Unemployment for blacks topped 15% in September (http://stats.bls.gov/news.release/empsit.nr0.htm). And these numbers are just a tip of the iceberg of all the problems facing the black community in America today.
I attended a church service in 2008 where chiefs, tribal leaders, and ministers from every tribe in Africa that sold blacks into slavery were in attendance. They had come to repent to American blacks for the betrayal their ancestors had perpetrated because of greed, selfishness and jealousy. I wonder if any of us have the fortitude to repent for our betrayals.

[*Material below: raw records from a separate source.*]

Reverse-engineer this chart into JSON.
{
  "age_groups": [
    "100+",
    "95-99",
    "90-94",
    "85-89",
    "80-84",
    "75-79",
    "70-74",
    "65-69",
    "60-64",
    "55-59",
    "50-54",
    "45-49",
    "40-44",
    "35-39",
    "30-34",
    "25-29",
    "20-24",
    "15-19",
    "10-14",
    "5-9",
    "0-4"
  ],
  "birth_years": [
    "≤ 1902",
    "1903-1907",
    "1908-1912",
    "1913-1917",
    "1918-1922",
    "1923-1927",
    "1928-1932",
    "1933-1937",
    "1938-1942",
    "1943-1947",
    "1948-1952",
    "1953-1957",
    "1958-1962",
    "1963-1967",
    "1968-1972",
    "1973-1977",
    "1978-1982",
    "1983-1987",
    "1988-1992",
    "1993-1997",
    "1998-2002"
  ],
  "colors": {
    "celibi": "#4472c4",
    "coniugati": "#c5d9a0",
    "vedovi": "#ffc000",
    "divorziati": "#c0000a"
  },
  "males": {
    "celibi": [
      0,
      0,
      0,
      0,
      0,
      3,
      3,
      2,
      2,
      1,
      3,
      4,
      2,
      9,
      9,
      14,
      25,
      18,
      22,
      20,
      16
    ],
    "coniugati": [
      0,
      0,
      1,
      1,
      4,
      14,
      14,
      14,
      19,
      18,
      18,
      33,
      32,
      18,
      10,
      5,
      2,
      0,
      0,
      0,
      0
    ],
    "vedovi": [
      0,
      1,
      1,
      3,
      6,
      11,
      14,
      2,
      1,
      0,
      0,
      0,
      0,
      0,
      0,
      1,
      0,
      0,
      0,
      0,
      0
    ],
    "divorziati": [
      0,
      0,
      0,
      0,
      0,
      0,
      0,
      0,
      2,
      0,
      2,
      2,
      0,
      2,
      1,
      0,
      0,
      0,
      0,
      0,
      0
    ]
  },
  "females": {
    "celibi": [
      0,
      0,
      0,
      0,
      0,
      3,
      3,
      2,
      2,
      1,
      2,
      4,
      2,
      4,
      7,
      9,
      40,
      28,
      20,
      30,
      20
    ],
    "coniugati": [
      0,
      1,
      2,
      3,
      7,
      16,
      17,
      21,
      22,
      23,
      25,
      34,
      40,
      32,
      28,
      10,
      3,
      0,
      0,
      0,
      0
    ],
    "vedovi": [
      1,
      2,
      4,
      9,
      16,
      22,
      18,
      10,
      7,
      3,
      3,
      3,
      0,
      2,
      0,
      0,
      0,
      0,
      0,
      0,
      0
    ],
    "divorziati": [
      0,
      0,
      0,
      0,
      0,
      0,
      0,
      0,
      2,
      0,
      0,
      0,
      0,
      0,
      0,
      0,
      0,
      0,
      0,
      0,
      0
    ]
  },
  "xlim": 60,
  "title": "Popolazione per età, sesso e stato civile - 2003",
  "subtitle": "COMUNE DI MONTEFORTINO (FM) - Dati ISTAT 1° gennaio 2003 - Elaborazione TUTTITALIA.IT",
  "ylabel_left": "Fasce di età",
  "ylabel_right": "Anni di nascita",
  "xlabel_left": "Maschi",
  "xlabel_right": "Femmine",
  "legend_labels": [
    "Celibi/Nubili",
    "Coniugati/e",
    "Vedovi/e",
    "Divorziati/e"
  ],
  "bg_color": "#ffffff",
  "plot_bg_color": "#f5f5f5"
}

In the book of Ezekiel, Chapter 22, verse 30 it says God looked for someone to stand in the gap. But He could not find one. Contrary to the common belief of some about Uncle Tom, he did not betray his people. Uncle Tom stood in the gap for Eliza. He refused to betray her to the evil Simon Legree. Unlike Uncle Tom, the two men in the Emmett Till case were unwilling to die to keep Emmett alive. They betrayed him unto his death and to this day have not been brought to justice. Unlike Uncle Tom, some pastors will celebrate a leader that chooses political rather than moral/Godly stands. The pastors who spoke up against the endorsement of the President’s bill are indeed Uncle Toms. I applaud their willingness to stand and not betray their people to those are targeting us and who want us dead. I pray there are more who will stand in the gap to reverse the death style the hounds of hell have unleashed against the black community. Indeed, America needs more Uncle Toms – those who will not betray their people for personal, political or social gain. Are you one?